By Chris M. Junior
On the first day, they just talked. By the end of the seventh day, they had rehearsed enough cover songs to start playing club gigs.
During that whirlwind week back in December 1966, when the seeds for Sly and the Family Stone were sown, drummer Greg Errico remembers he and his new bandmates leaning on material by Otis Redding. That continued into 1967, when a version of Redding’s “I Can’t Turn You Loose” was included as the B side of the first Sly and the Family Stone single, which was released on the Loadstone label.
That Redding cover (along with the single’s A side, the Sly Stone-penned “I Ain’t Got Nobody”) can be found on the new career-spanning Sly and the Family Stone box set, “Higher!” (released Aug. 27 on Epic/Legacy).
Errico was only 17 years old on the night he showed up to rehearse with the Stone Souls, his band with guitarist Freddie Stewart, only to find himself at a meeting led by Freddie’s older brother — Sylvester (a.k.a. Sly), a musician, producer and popular San Francisco-area DJ — about forming a different group.

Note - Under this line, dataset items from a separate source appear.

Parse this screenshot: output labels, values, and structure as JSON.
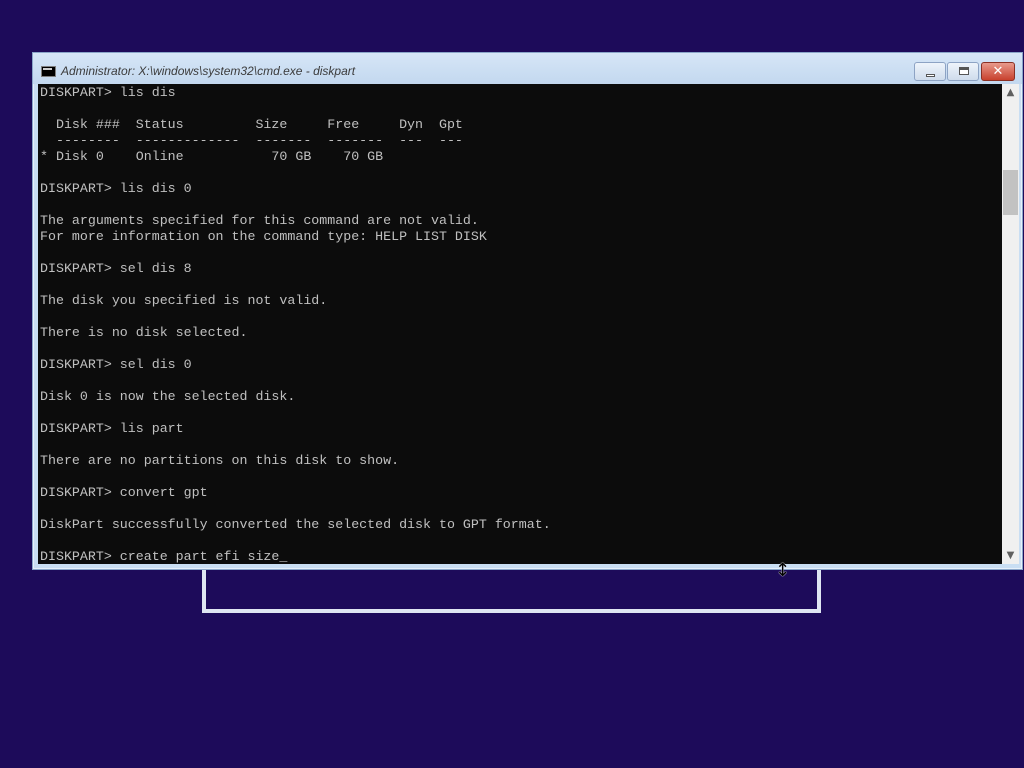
{
  "window": {
    "title": "Administrator: X:\\windows\\system32\\cmd.exe - diskpart",
    "buttons": {
      "minimize": "minimize",
      "maximize": "restore",
      "close": "close"
    }
  },
  "console": {
    "lines": [
      "DISKPART> lis dis",
      "",
      "  Disk ###  Status         Size     Free     Dyn  Gpt",
      "  --------  -------------  -------  -------  ---  ---",
      "* Disk 0    Online           70 GB    70 GB",
      "",
      "DISKPART> lis dis 0",
      "",
      "The arguments specified for this command are not valid.",
      "For more information on the command type: HELP LIST DISK",
      "",
      "DISKPART> sel dis 8",
      "",
      "The disk you specified is not valid.",
      "",
      "There is no disk selected.",
      "",
      "DISKPART> sel dis 0",
      "",
      "Disk 0 is now the selected disk.",
      "",
      "DISKPART> lis part",
      "",
      "There are no partitions on this disk to show.",
      "",
      "DISKPART> convert gpt",
      "",
      "DiskPart successfully converted the selected disk to GPT format.",
      "",
      "DISKPART> create part efi size"
    ],
    "cursor": "_"
  },
  "colors": {
    "desktop": "#1d0b5a",
    "console_bg": "#0c0c0c",
    "console_fg": "#c0c0c0",
    "titlebar": "#c9def3",
    "close_button": "#c8412e"
  },
  "icons": {
    "app": "cmd-icon",
    "scroll_up": "▲",
    "scroll_down": "▼",
    "resize_cursor": "↕"
  }
}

“When I got there, no one else was there except for Sly and Freddie, who were in the kitchen having something to eat,” Errico recalls with a laugh. “I walked in and said, ‘Where are all the guys?’ And they said, ‘We’re going to try something new tonight.’ And as time went on, everyone showed up individually at different times during that evening. So we gathered that first evening — all six original members, because Rose [Stone] wasn’t in it at first.

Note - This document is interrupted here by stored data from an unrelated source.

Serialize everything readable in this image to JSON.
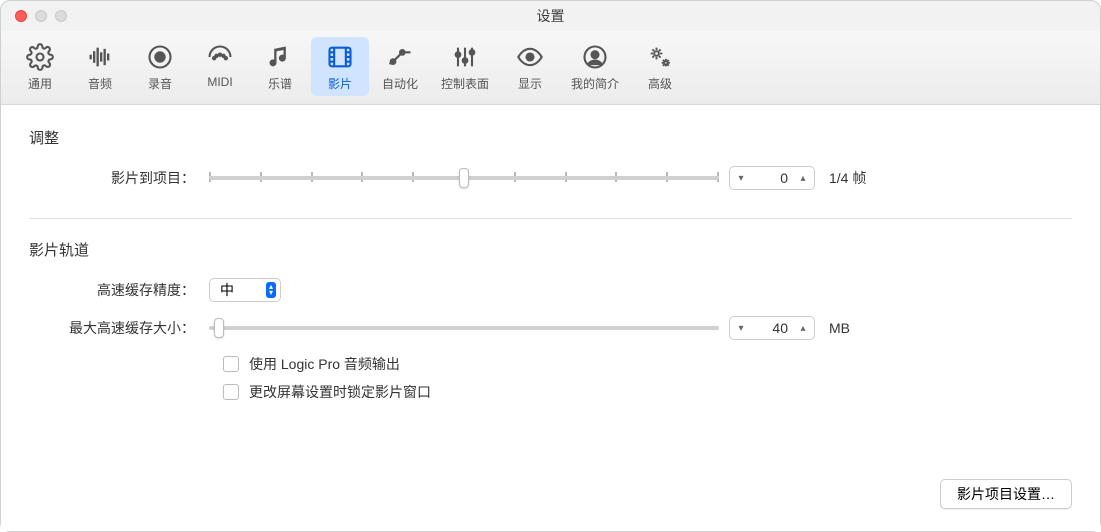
{
  "window": {
    "title": "设置"
  },
  "toolbar": {
    "items": [
      {
        "label": "通用"
      },
      {
        "label": "音频"
      },
      {
        "label": "录音"
      },
      {
        "label": "MIDI"
      },
      {
        "label": "乐谱"
      },
      {
        "label": "影片"
      },
      {
        "label": "自动化"
      },
      {
        "label": "控制表面"
      },
      {
        "label": "显示"
      },
      {
        "label": "我的简介"
      },
      {
        "label": "高级"
      }
    ],
    "active_index": 5
  },
  "sections": {
    "adjust": {
      "title": "调整",
      "movie_to_project": {
        "label": "影片到项目：",
        "value": "0",
        "unit": "1/4 帧",
        "slider_percent": 50
      }
    },
    "track": {
      "title": "影片轨道",
      "cache_precision": {
        "label": "高速缓存精度：",
        "value": "中"
      },
      "max_cache": {
        "label": "最大高速缓存大小：",
        "value": "40",
        "unit": "MB",
        "slider_percent": 2
      },
      "use_logic_audio": {
        "label": "使用 Logic Pro 音频输出",
        "checked": false
      },
      "lock_window": {
        "label": "更改屏幕设置时锁定影片窗口",
        "checked": false
      }
    }
  },
  "footer": {
    "project_settings_button": "影片项目设置…"
  }
}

“Freddie pulled a fast one on me,” Errico adds. “He hadn’t told me that Sly had been handpicking [musicians] and thinking about this and taking notes. He kept it hush. So when I showed up, I was absolutely surprised.”
Errico also was a little surprised by the scope of the “Higher!” box set: It includes 77 tracks, of which 17 were previously unreleased. Included with the set’s four discs is a 104-page book featuring liner notes by Sly and the Family Stone biographer Jeff Kaliss, a timeline compiled by Edwin and Arno Konings as well as track-by-track annotations from various sources, among them original Family Stone members Errico, Larry Graham, Jerry Martini and Cynthia Robinson.
In recent years, Errico, Martini and Robinson have led a seven-piece band billed as The Family Stone. The group’s itinerary includes a free concert on Aug. 30 in Columbus, Ohio, with Rick Derringer and Blues Traveler.
But is it possible, even just for one show, for a reunion of the original Sly and the Family Stone lineup?
“You know, it’s a toughie,” Errico says, laughing. “I can say that everyone is alive and could perform, so I guess the possibility exists. I say it would have to take something short of a miracle.
“We tried the Coachella festival a couple of years ago [in 2010],” Errico adds, “but it wasn’t a good experience. … I’ve heard of an offer on the table for Japan, actually. Some promoter put up a very impressive amount — millions of dollars — for the original band [to play there]: the original band, everybody, one time, in Japan. There would be all kinds of yin and yang pulling this way and that way, but as far as me personally, I would be there.”